Tout d’abord il a postulé pour occuper le poste laissé vacant par Hönigswald en 1933 à Munich. Il a expliqué à Elisabeth Blochmann, dans une lettre du 19 septembre 1933, qu’il entendait ainsi avoir « la possibilité, notamment, d’approcher Hitler ». La Faculté de Munich justifia son refus de nommer Heidegger entre autres en mettant en avant son extrémisme. Heidegger, conclut le rapport d’une séance réunissant les professeurs ordinaires de la Faculté de philosophie de Munich – le 26 septembre 1933 – « serait, pour la Faculté, politiquement trop extrême ». Qui plus est, est-il dit,  « avec de telles phrases, les étudiants ne pourraient se voir offrir aucune philosophie ». (Source : Heidegger, l’introduction du nazisme dans la philosophie, E. Faye, Albin Michel 2005, page 82).

Mais ce ne sera pas le seul lien de Heidegger avec Munich.

C’est en effet le 18 novembre 1953 que Heidegger prononça dans cette ville, à l’Académie bavaroise des Beaux-arts, une conférence qui devint célèbre sous le titre  de La question de la technique.

Nous pourrions, le texte correspondant étant généralement considéré comme un des plus profonds qui ait été écrit sur la technique, nous en féliciter.

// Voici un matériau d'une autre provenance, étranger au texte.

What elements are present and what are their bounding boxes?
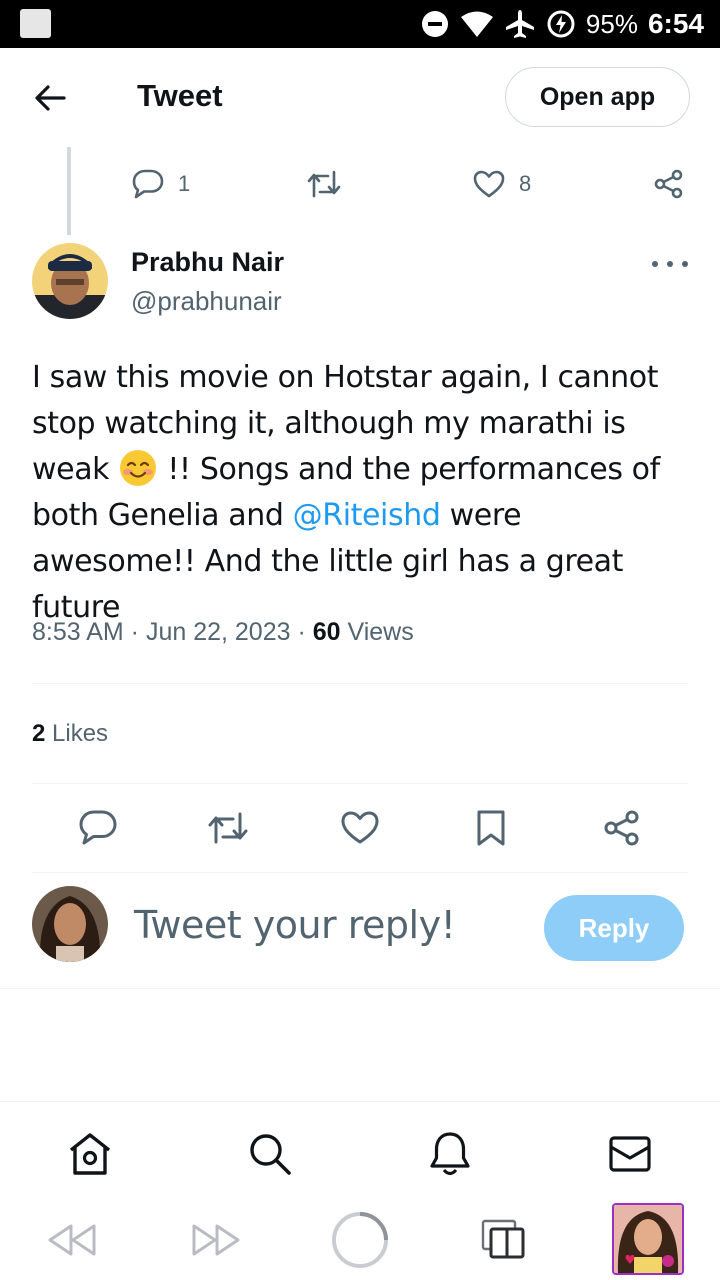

Heidegger, en démissionnant en 1934, aurait signifié sa rupture avec le nazisme. (Voir, à l’article DEMISSION, en quoi celle-ci ne fut en aucun cas une telle rupture : http://skildy.blog.lemonde.fr/2014/02/17/petit-contre-dictionnaire-heidegger-demission/).

La thèse de cet article est au contraire que « Munich résonne avec Munich ». La question de la technique porte avec elle une réaffirmation de la « grandeur interne » du nazisme et de l’hitlérisme. Heidegger savait très bien ce qu’il faisait en prononçant cette conférence à Munich. Les parallèles sont par ailleurs inévitables. La situation consécutive à la défaite militaire allemande est à l’avenir ce que la répression du putsch d’Hitler en 1923 est au IIIème Reich au plus fort de sa puissance.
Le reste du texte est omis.